The Iraqi electricity ministry signed Thursday a contract worth $365 million with an Iranian company nominated by the Tehran government to build a gas pipeline to supply Iraqi power plants with Iranian gas, the ministry spokesman said Thursday.

Musaab Al Mudaris said the pipeline would carry some 25 million cubic feet of Iranian gas a day that would be enough to generate some 2,500 megawatts.

The pipeline will pass through Iraq's Mansouriyah gas field, near the Iranian border in the restive Diyala province and will feed three power plants; one in Sadr City in northern Baghdad and the other two in the northern and southern outskirts of the capital.

An Iraqi government spokesman Ali Al Dabbagh, meantime, said that the cabinet has agreed to pay 25% of the value of the contract to the Iranian company. The pipeline will be 130 kilometers long and 48 inches in diameter.

Iraq's aging power stations generate less than half the country's actual demand. The situation is particularly acute in the searingly hot Iraqi summers when the country's national grid can only provide a few hours of power each day.


The contract also illustrates the closer ties that have developed between Iran and Iraq under the Shiite-led government of Prime Minister Nouri al-Maliki.

Iraq and Iran fought a fierce war in the 1980s in which nearly 1 million people were killed. Many of Iraq's Shiite leaders that were persecuted by Saddam Hussein's regime sought asylum in Iran. They have since returned after the fall of Saddam Hussein in 2003 and some now hold key government posts and maintain close ties with Iran.
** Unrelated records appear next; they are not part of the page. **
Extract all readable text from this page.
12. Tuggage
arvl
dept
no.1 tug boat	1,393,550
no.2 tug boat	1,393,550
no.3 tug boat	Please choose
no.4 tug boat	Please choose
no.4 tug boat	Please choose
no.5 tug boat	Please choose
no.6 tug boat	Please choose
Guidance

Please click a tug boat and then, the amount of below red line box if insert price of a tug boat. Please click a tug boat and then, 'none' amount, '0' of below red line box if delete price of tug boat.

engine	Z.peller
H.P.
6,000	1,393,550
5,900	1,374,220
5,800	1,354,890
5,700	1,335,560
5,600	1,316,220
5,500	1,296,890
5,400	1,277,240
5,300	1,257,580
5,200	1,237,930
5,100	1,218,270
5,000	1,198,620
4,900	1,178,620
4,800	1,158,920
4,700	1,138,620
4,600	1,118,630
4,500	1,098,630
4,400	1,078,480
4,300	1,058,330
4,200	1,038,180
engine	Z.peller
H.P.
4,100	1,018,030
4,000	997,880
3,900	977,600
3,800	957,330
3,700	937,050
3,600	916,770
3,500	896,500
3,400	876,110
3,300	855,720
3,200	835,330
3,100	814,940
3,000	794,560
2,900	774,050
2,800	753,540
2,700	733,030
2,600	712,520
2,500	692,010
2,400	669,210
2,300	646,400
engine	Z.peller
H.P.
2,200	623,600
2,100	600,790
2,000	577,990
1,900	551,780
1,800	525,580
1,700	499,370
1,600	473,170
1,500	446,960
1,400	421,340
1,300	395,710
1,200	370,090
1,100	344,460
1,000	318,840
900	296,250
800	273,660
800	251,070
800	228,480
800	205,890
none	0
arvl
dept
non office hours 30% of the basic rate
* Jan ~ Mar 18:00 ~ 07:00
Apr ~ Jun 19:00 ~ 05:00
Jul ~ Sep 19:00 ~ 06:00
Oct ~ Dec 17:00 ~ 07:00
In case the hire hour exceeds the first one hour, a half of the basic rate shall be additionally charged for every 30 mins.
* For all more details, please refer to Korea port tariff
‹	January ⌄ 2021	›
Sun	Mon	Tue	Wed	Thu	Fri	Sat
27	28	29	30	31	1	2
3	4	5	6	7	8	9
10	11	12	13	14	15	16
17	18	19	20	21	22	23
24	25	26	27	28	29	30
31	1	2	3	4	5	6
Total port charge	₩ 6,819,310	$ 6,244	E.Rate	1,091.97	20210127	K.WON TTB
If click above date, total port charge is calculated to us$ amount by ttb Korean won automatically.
Iraq is trying to produce its own gas when it signed earlier this month deals with Turkish Petroleum International Co. or TPAO, Korea Gas Corp., known as Kogas, and Kuwait Energy Company to develop the Mansouriyah oil field and with Kuwait Energy and TPAO to develop the Siba gas field in southern Iraq. Baghdad initialed this month a deal with Kogas to develop Iraq's largest gas field Akkas in the western Anbar province.